December 18, 2023

US Supreme Court Agrees to Hear Abortion Pill Case

On December 13, the US Supreme Court agreed to consider cases regarding the federal regulation of abortion pills.

The Supreme Court is consolidating two abortion pill cases to hear next yearF.D.A. v. Alliance for Hippocratic Medicine and Danco Laboratories v. Alliance for Hippocratic Medicine. Both cases involve a coalition of pro-life physicians challenging the FDA approval and regulation of mifepristone.

Mifepristone kills unborn children by blocking the pregnancy hormone progesterone. Progesterone helps facilitate the flow of oxygen and nutrients from a mother's body to her unborn children. After a mother takes mifepristone, her child will likely die of starvation and asphyxiation. After the child dies, the mother will take misoprostol to induce labor and expel the deceased child.

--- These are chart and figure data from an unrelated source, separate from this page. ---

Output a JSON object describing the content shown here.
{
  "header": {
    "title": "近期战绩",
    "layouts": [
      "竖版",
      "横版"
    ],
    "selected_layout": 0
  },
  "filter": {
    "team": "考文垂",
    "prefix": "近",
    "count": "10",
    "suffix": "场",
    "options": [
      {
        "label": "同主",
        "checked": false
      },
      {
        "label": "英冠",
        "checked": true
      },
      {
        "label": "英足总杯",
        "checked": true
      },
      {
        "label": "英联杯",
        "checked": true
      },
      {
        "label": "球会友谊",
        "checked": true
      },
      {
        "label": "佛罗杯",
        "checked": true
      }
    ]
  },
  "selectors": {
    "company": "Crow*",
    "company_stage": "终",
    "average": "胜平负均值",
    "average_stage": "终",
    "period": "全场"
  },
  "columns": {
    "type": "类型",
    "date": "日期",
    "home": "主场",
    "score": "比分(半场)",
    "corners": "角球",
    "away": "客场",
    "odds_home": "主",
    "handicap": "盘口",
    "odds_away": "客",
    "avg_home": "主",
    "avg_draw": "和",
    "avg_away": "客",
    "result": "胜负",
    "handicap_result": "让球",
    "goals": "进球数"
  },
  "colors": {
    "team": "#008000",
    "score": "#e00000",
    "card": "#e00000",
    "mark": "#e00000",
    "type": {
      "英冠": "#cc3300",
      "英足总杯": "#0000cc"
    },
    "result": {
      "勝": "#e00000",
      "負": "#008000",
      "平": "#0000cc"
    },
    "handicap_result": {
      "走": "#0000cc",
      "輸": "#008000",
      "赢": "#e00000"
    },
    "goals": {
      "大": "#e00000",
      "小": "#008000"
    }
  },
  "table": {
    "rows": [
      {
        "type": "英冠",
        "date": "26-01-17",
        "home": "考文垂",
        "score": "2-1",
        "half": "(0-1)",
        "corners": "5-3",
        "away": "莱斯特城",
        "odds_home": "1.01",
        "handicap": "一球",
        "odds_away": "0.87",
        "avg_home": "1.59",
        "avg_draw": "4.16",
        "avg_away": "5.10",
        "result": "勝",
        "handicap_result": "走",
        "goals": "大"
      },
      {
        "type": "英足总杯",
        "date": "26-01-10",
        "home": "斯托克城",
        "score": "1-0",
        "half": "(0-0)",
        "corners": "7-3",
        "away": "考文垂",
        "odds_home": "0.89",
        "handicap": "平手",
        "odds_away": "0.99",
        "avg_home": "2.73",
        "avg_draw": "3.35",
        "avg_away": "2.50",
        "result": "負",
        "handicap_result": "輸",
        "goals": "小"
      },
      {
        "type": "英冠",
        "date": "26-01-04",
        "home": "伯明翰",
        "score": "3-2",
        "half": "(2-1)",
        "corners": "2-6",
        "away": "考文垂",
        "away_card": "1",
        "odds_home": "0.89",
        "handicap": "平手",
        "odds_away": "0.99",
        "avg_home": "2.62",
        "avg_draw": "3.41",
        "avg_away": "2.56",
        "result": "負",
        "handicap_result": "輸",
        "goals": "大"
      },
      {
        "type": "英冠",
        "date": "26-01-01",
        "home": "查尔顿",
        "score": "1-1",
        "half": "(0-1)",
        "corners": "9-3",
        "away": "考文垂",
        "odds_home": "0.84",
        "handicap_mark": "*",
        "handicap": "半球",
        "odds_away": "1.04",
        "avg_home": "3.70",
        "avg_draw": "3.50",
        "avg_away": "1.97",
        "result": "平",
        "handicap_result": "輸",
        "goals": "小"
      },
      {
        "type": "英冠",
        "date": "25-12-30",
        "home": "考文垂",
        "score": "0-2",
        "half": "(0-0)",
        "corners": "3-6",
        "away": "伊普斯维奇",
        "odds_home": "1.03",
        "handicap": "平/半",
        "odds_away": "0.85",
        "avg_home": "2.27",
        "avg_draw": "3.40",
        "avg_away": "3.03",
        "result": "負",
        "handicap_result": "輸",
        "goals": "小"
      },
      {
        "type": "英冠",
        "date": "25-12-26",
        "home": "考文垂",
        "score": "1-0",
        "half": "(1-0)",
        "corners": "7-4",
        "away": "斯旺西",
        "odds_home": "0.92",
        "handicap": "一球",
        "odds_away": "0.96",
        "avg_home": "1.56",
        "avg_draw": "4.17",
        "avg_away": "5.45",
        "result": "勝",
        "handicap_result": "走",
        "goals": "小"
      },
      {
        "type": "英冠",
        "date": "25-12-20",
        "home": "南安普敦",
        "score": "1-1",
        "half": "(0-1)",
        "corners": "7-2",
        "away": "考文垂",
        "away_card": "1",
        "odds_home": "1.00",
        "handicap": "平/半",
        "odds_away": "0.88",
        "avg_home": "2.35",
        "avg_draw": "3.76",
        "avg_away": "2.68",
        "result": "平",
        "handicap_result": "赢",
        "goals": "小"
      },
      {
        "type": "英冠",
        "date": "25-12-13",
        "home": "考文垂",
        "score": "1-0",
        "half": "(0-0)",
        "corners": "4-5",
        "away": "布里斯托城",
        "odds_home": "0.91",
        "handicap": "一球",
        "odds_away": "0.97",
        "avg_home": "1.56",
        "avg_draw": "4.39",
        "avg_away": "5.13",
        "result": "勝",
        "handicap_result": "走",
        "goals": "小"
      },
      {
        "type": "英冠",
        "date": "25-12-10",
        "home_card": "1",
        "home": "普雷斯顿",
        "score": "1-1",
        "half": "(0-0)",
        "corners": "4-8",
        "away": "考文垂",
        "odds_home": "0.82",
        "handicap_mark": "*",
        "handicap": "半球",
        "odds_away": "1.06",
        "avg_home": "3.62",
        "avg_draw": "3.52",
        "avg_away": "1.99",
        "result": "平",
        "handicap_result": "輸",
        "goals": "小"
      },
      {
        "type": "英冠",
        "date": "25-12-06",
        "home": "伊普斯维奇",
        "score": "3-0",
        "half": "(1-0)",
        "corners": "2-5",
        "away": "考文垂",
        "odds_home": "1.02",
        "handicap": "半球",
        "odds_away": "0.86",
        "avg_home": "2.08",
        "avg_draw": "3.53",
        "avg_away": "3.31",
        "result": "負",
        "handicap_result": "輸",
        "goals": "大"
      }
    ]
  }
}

Mifepristone was approved in 2000 under President Bill Clinton's administration. One of the arguments used by the pro-life physicians is that the approval process Clinton used to fast-track the approval of mifepristone is intended for the approval of life-threatening diseases. The physicians filed an official petition with the FDA in 2002, but bureaucracy stonewalled them for decades.

US District Judge Matthew Kacsmaryk wrote in his April 2023 ruling,
"Simply put, FDA stonewalled judicial review — until now. Before Plaintiffs filed this case, FDA ignored their petitions for over sixteen years, even though the law requires an agency response within '180 days of receipt of the petition.' But FDA waited 4,971 days to adjudicate Plaintiffs’ first petition and 994 days to adjudicate the second. Had FDA responded to Plaintiffs’ petitions within the 360 total days allotted, this case would have been in federal court decades earlier. Instead, FDA postponed and procrastinated for nearly 6,000 days."
Kacsmaryk's ruling would have suspended the availability of mifepristone, but that ruling was overturned on appeal. The Supreme Court will only consider FDA regulatory changes made during the Obama and Biden administrations that allowed abortion pills to be used later in pregnancy and be mailed directly to customers without visiting a doctor in person.

The in-person visit helps ensure a mother's safety by determining the age of the preborn child and checking for ectopic pregnancy. Attempting abortion via pills is more dangerous when the child reaches a higher gestational age, and it can be deadly when attempted with an ectopic pregnancy.